Examiner: Lars Hammarstrand
More reasonable decisions regarding path security rely on a better understanding of the surrounding environment. The perception collects measurements from the environment using sensors, such as cameras, lidars and radars. Based on the collected data, the location and class of objects are predicted by object detection algorithms.
There are different detection methods based on single or multiple sensors. To fully use the characteristics from various sensors, combining the information from multiple sensors may be a potential prospect, so-called sensor fusion. Sensor fusion can
achieve more reliable results by the complementary information from different sensors. It is certified that trained deep neural networks have the strength to achieve accurate object detection.
The main objective of this thesis is to investigate how the lidar-only deep model CenterPoint can be improved by also considering camera information. One of the common ways to extract object classification from a camera is semantic segmentation, partitioning the pixels with semantic labels. The semantic segmentation scores for relevant objects should help object detection. Hence, this thesis focuses on the following research questions: 1) Can the CenterPoint algorithm
be improved by including semantic information from a camera? If so, by how much? 2) Are there situations where fusing with the segmentation information degrade the result? 3) What are the reasons causing the differences?

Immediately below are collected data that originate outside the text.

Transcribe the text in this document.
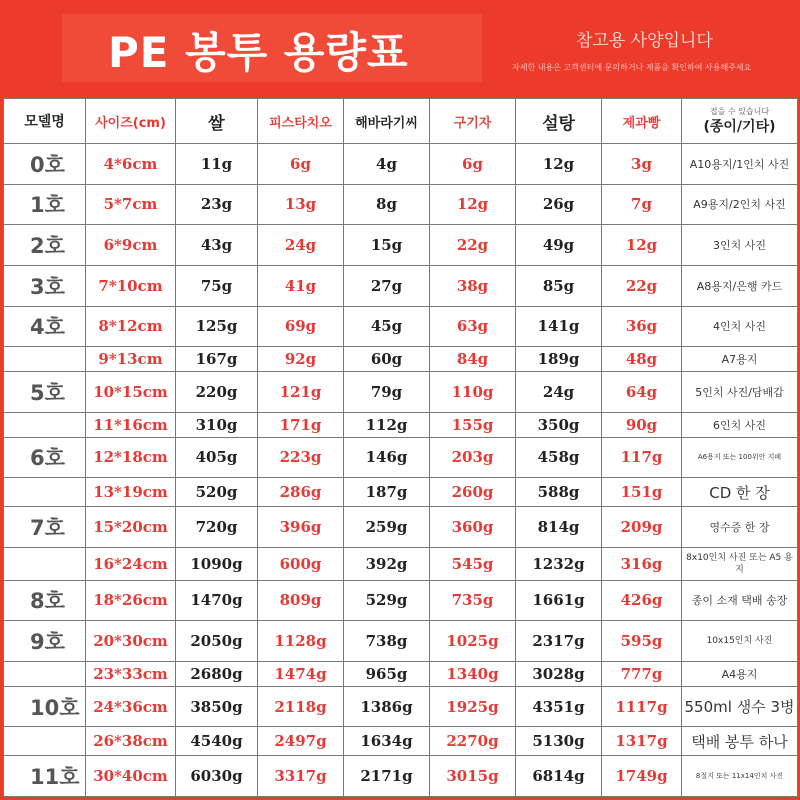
PE 봉투 용량표	참고용 사양입니다
자세한 내용은 고객센터에 문의하거나 제품을 확인하여 사용해주세요
모델명	사이즈(cm)	쌀	피스타치오	해바라기씨	구기자	설탕	제과빵	접을 수 있습니다
(종이/기타)
0호	4*6cm	11g	6g	4g	6g	12g	3g	A10용지/1인치 사진
1호	5*7cm	23g	13g	8g	12g	26g	7g	A9용지/2인치 사진
2호	6*9cm	43g	24g	15g	22g	49g	12g	3인치 사진
3호	7*10cm	75g	41g	27g	38g	85g	22g	A8용지/은행 카드
4호	8*12cm	125g	69g	45g	63g	141g	36g	4인치 사진
	9*13cm	167g	92g	60g	84g	189g	48g	A7용지
5호	10*15cm	220g	121g	79g	110g	24g	64g	5인치 사진/담배갑
	11*16cm	310g	171g	112g	155g	350g	90g	6인치 사진
6호	12*18cm	405g	223g	146g	203g	458g	117g	A6용지 또는 100위안 지폐
	13*19cm	520g	286g	187g	260g	588g	151g	CD 한 장
7호	15*20cm	720g	396g	259g	360g	814g	209g	영수증 한 장
	16*24cm	1090g	600g	392g	545g	1232g	316g	8x10인치 사진 또는 A5 용지
8호	18*26cm	1470g	809g	529g	735g	1661g	426g	종이 소재 택배 송장
9호	20*30cm	2050g	1128g	738g	1025g	2317g	595g	10x15인치 사진
	23*33cm	2680g	1474g	965g	1340g	3028g	777g	A4용지
10호	24*36cm	3850g	2118g	1386g	1925g	4351g	1117g	550ml 생수 3병
	26*38cm	4540g	2497g	1634g	2270g	5130g	1317g	택배 봉투 하나
11호	30*40cm	6030g	3317g	2171g	3015g	6814g	1749g	8절지 또는 11x14인치 사진
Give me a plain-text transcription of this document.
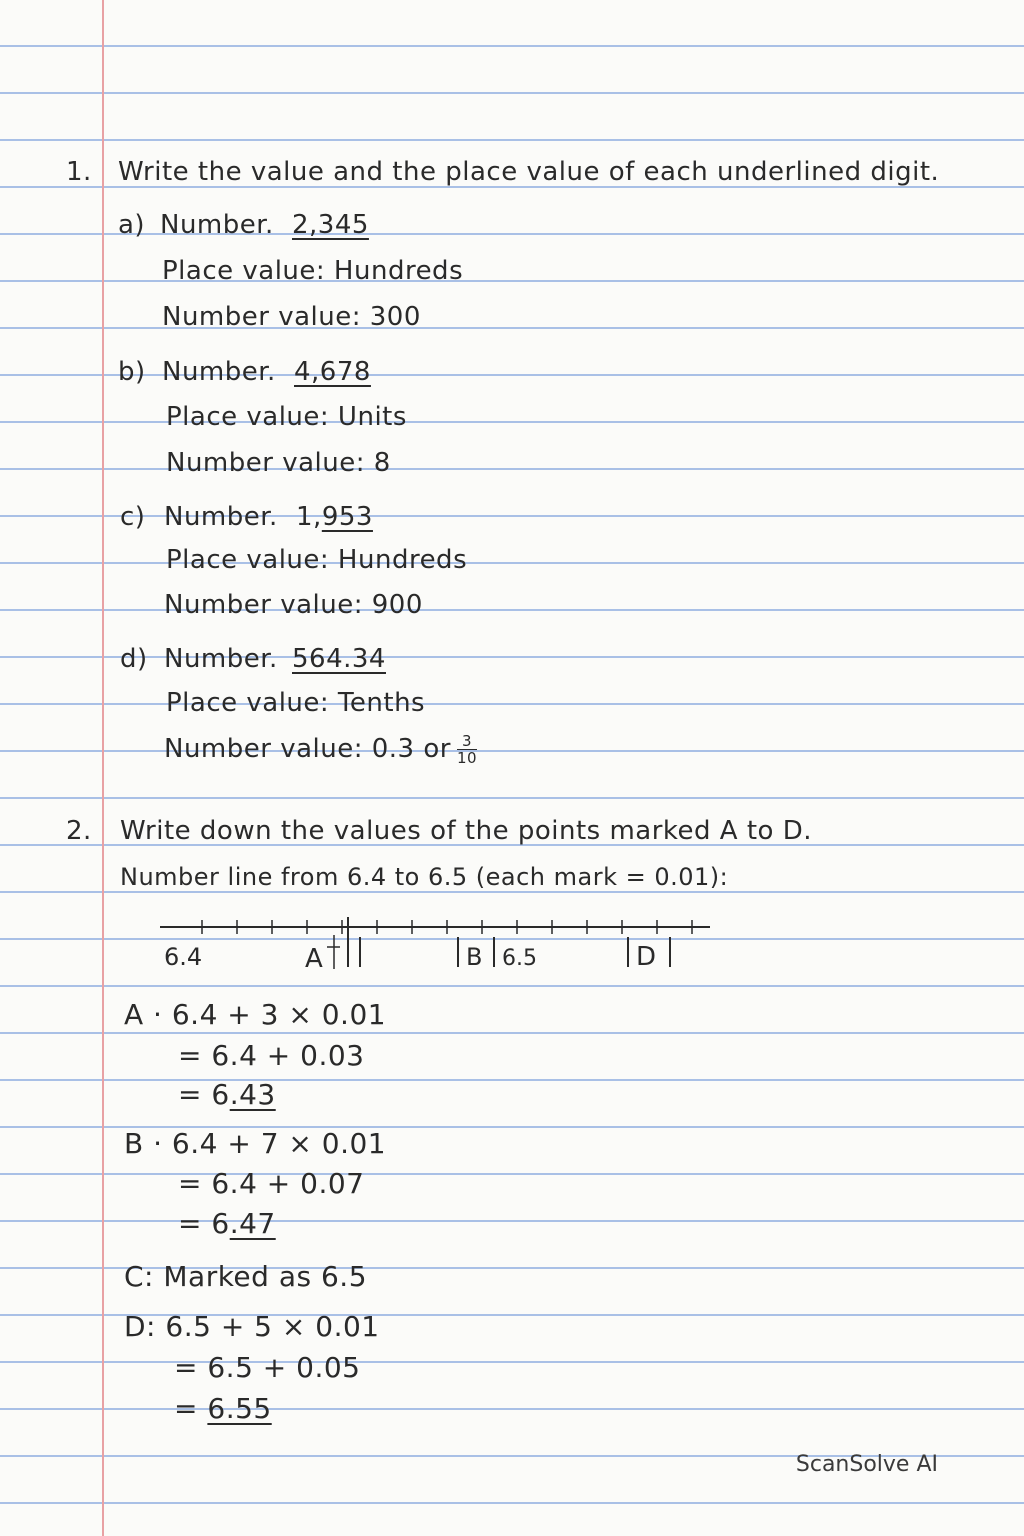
1. Write the value and the place value of each underlined digit.
a) Number. 2,345
Place value: Hundreds
Number value: 300
b) Number. 4,678
Place value: Units
Number value: 8
c) Number. 1,953
Place value: Hundreds
Number value: 900
d) Number. 564.34
Place value: Tenths
Number value: 0.3 or $\frac{3}{10}$
2. Write down the values of the points marked A to D.
Number line from 6.4 to 6.5 (each mark = 0.01):
6.4	A	B 6.5	D
A · 6.4 + 3 × 0.01
= 6.4 + 0.03
= 6.43
B · 6.4 + 7 × 0.01
= 6.4 + 0.07
= 6.47
C: Marked as 6.5
D: 6.5 + 5 × 0.01
= 6.5 + 0.05
= 6.55
ScanSolve AI
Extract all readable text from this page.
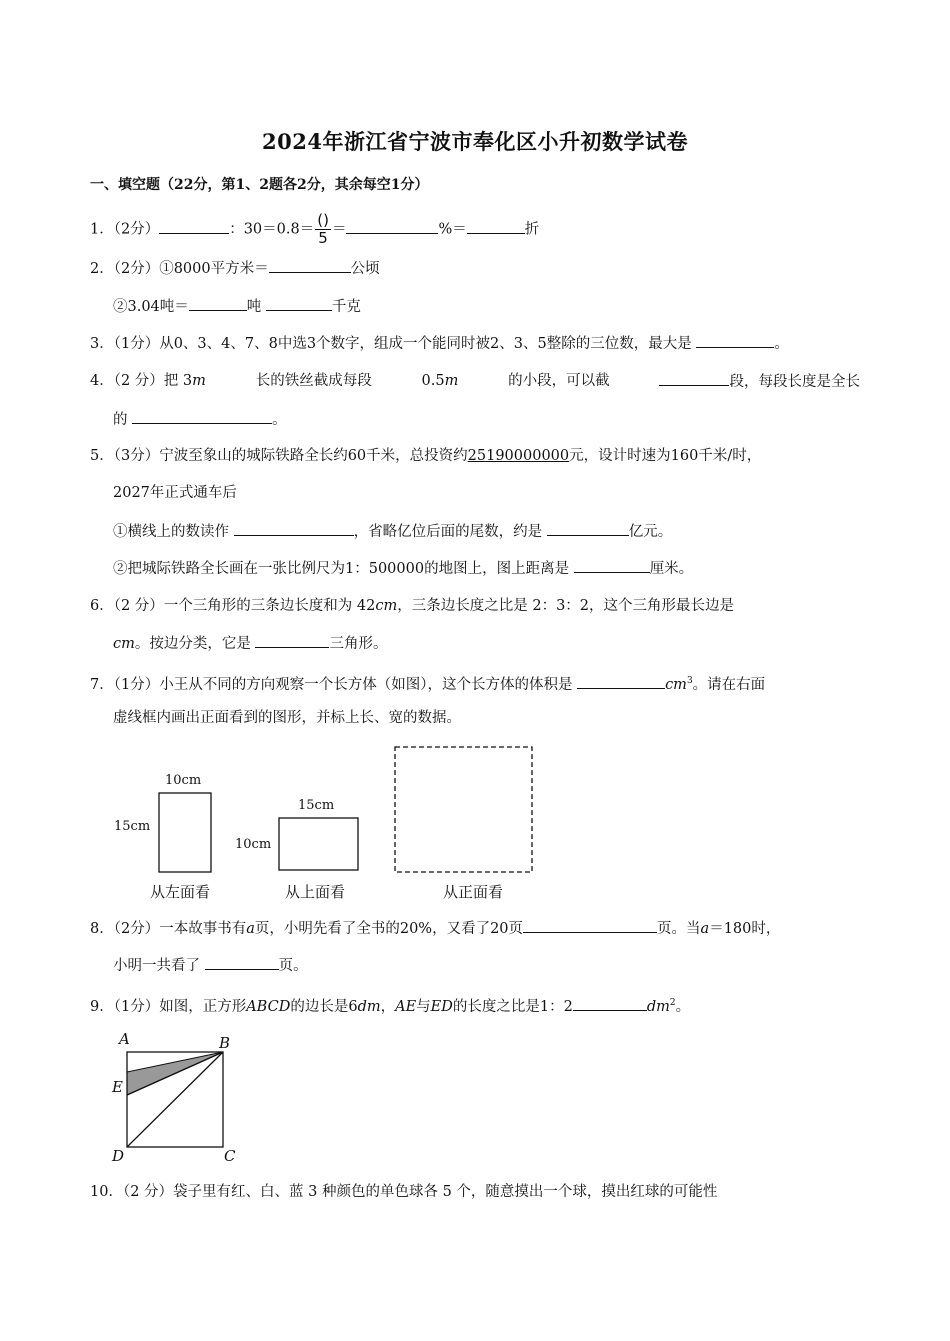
2024年浙江省宁波市奉化区小升初数学试卷
一、填空题（22分，第1、2题各2分，其余每空1分）
1．（2分）	：$30=0.8= \frac{()}{5}$ ＝	%＝	折
2．（2分）①8000平方米＝	公顷
②3.04吨＝	吨	千克
3．（1分）从0、3、4、7、8中选3个数字，组成一个能同时被2、3、5整除的三位数，最大是	。
4．（2 分）把 3m	长的铁丝截成每段	0.5m	的小段，可以截	段，每段长度是全长
的	。
5．（3分）宁波至象山的城际铁路全长约60千米，总投资约25190000000元，设计时速为160千米/时，
2027年正式通车后
①横线上的数读作	，省略亿位后面的尾数，约是	亿元。
②把城际铁路全长画在一张比例尺为1：500000的地图上，图上距离是	厘米。
6．（2 分）一个三角形的三条边长度和为 42cm，三条边长度之比是 2：3：2，这个三角形最长边是
cm。按边分类，它是	三角形。
7．（1分）小王从不同的方向观察一个长方体（如图），这个长方体的体积是	$cm^3$。请在右面
虚线框内画出正面看到的图形，并标上长、宽的数据。
10cm
15cm
从左面看
15cm
10cm
从上面看	从正面看
8．（2分）一本故事书有a页，小明先看了全书的20%，又看了20页	页。当a＝180时，
小明一共看了	页。
9．（1分）如图，正方形ABCD的边长是6dm，AE与ED的长度之比是1：2	$dm^2$。
A	B
C
D
E
10．（2 分）袋子里有红、白、蓝 3 种颜色的单色球各 5 个，随意摸出一个球，摸出红球的可能性
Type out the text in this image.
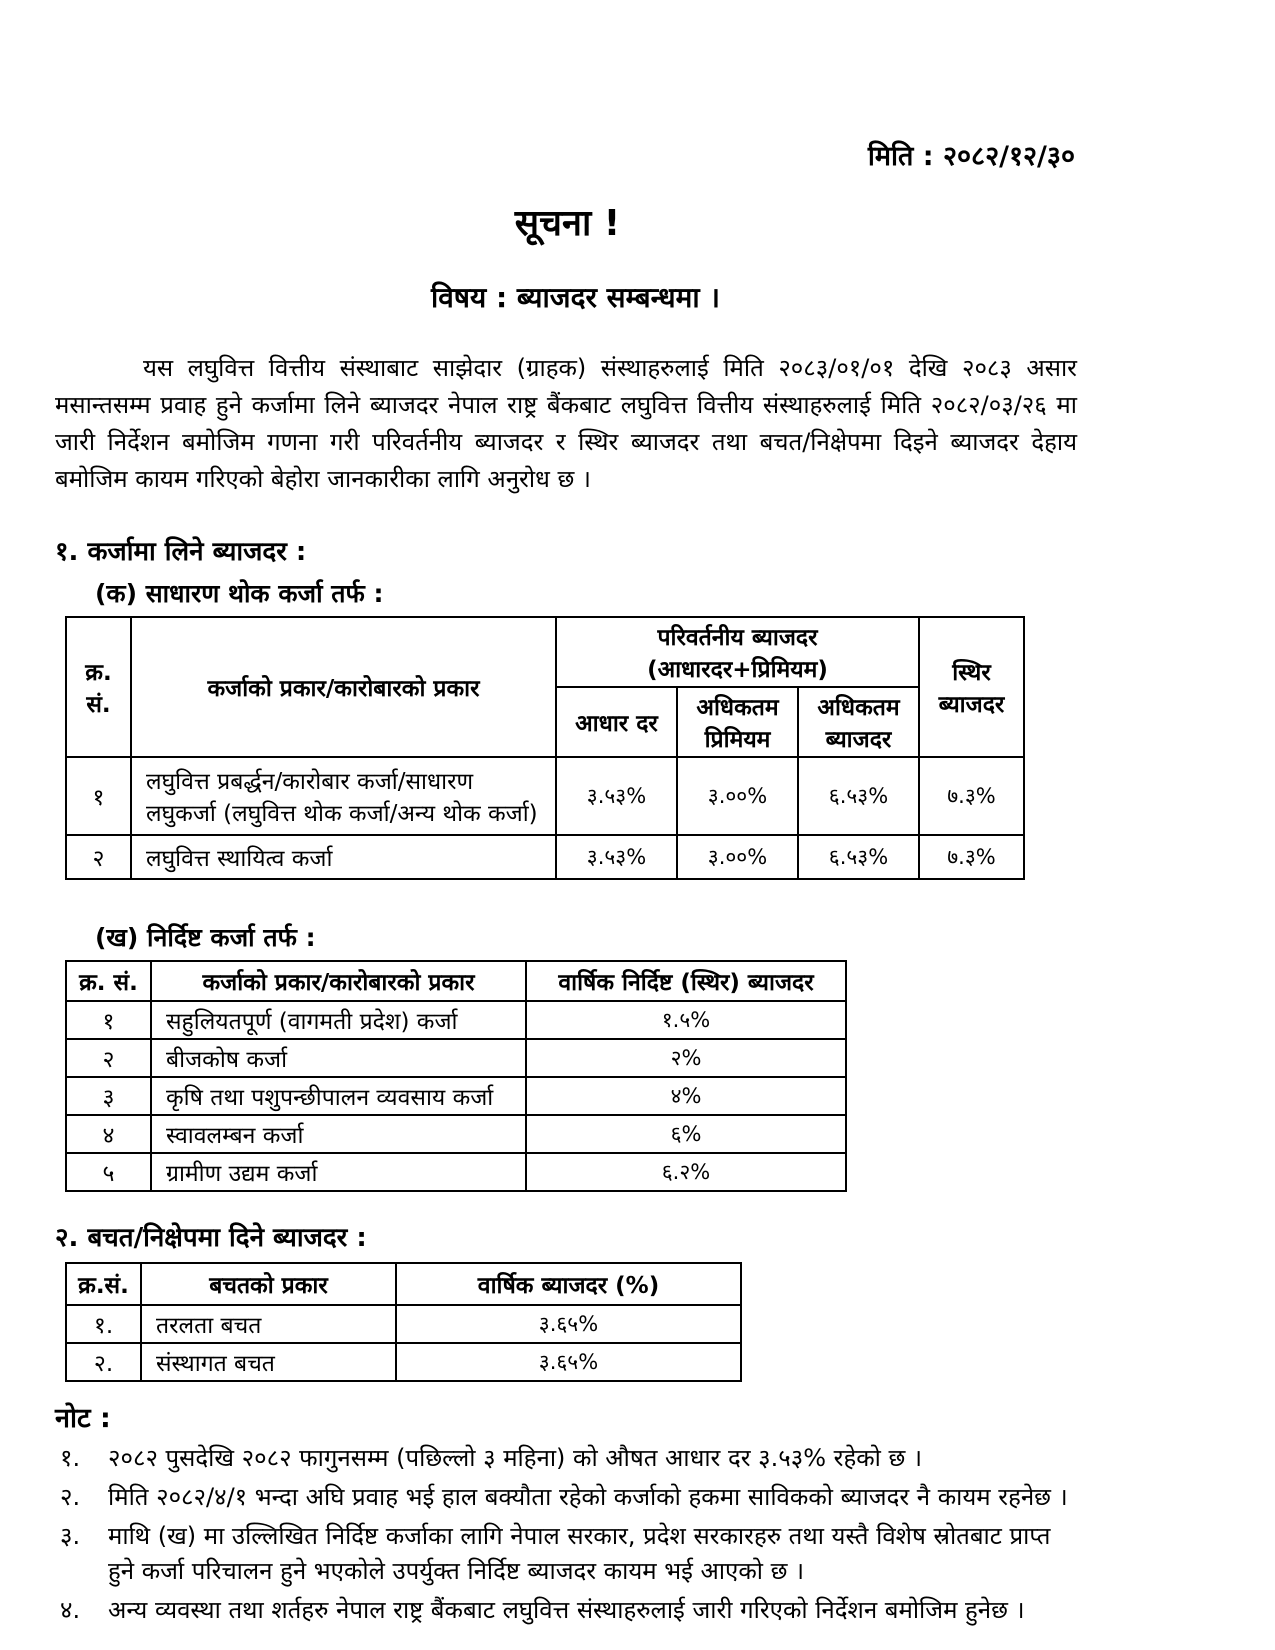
मिति : २०८२/१२/३०
सूचना !
विषय : ब्याजदर सम्बन्धमा ।

यस लघुवित्त वित्तीय संस्थाबाट साझेदार (ग्राहक) संस्थाहरुलाई मिति २०८३/०१/०१ देखि २०८३ असार मसान्तसम्म प्रवाह हुने कर्जामा लिने ब्याजदर नेपाल राष्ट्र बैंकबाट लघुवित्त वित्तीय संस्थाहरुलाई मिति २०८२/०३/२६ मा जारी निर्देशन बमोजिम गणना गरी परिवर्तनीय ब्याजदर र स्थिर ब्याजदर तथा बचत/निक्षेपमा दिइने ब्याजदर देहाय बमोजिम कायम गरिएको बेहोरा जानकारीका लागि अनुरोध छ ।

१. कर्जामा लिने ब्याजदर :
(क) साधारण थोक कर्जा तर्फ :
क्र. सं.	कर्जाको प्रकार/कारोबारको प्रकार	परिवर्तनीय ब्याजदर (आधारदर+प्रिमियम)			स्थिर ब्याजदर
		आधार दर	अधिकतम प्रिमियम	अधिकतम ब्याजदर	
१	लघुवित्त प्रबर्द्धन/कारोबार कर्जा/साधारण लघुकर्जा (लघुवित्त थोक कर्जा/अन्य थोक कर्जा)	३.५३%	३.००%	६.५३%	७.३%
२	लघुवित्त स्थायित्व कर्जा	३.५३%	३.००%	६.५३%	७.३%
(ख) निर्दिष्ट कर्जा तर्फ :
क्र. सं.	कर्जाको प्रकार/कारोबारको प्रकार	वार्षिक निर्दिष्ट (स्थिर) ब्याजदर
१	सहुलियतपूर्ण (वागमती प्रदेश) कर्जा	१.५%
२	बीजकोष कर्जा	२%
३	कृषि तथा पशुपन्छीपालन व्यवसाय कर्जा	४%
४	स्वावलम्बन कर्जा	६%
५	ग्रामीण उद्यम कर्जा	६.२%
२. बचत/निक्षेपमा दिने ब्याजदर :
क्र.सं.	बचतको प्रकार	वार्षिक ब्याजदर (%)
१.	तरलता बचत	३.६५%
२.	संस्थागत बचत	३.६५%
नोट :
१.	२०८२ पुसदेखि २०८२ फागुनसम्म (पछिल्लो ३ महिना) को औषत आधार दर ३.५३% रहेको छ ।
२.	मिति २०८२/४/१ भन्दा अघि प्रवाह भई हाल बक्यौता रहेको कर्जाको हकमा साविकको ब्याजदर नै कायम रहनेछ ।
३.	माथि (ख) मा उल्लिखित निर्दिष्ट कर्जाका लागि नेपाल सरकार, प्रदेश सरकारहरु तथा यस्तै विशेष स्रोतबाट प्राप्त हुने कर्जा परिचालन हुने भएकोले उपर्युक्त निर्दिष्ट ब्याजदर कायम भई आएको छ ।
४.	अन्य व्यवस्था तथा शर्तहरु नेपाल राष्ट्र बैंकबाट लघुवित्त संस्थाहरुलाई जारी गरिएको निर्देशन बमोजिम हुनेछ ।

We propose a fusion strategy called Painted CenterPoint, inspired by the PointPainting fusion algorithm. After projecting lidar point clouds on images, points are painted with the corresponding segmentation scores. Then employ the CenterPoint on painted point clouds to achieve the final detection results. The segmentation methods would differ how PointPainting benefits the lidar detector in different metrics and scenarios, so we introduce three segmentation methods: DeepLabV3, DeepLabV3+ and Hierarchical Multi-scale Attention (HMA). We train the fusion models on a simple KITTI training set to detect and classify Vehicle, Pedestrian and Cyclist classes. Then the model is evaluated on KITTI metrics and also cross evaluated on nuScenes to test the robustness. The final results indicate that CenterPoint can be improved by the "paint" strategy. In conclusion, Painted CenterPoint with DeepLabV3 gives the most unstable results. And Painted CenterPoint with HMA gives the highest improvements and precision on KITTI. The performance of DeepLabV3+ is somewhere in between. Keywords: Deep Learning, Image Segmentation, Object Detection, Sensor Fusion.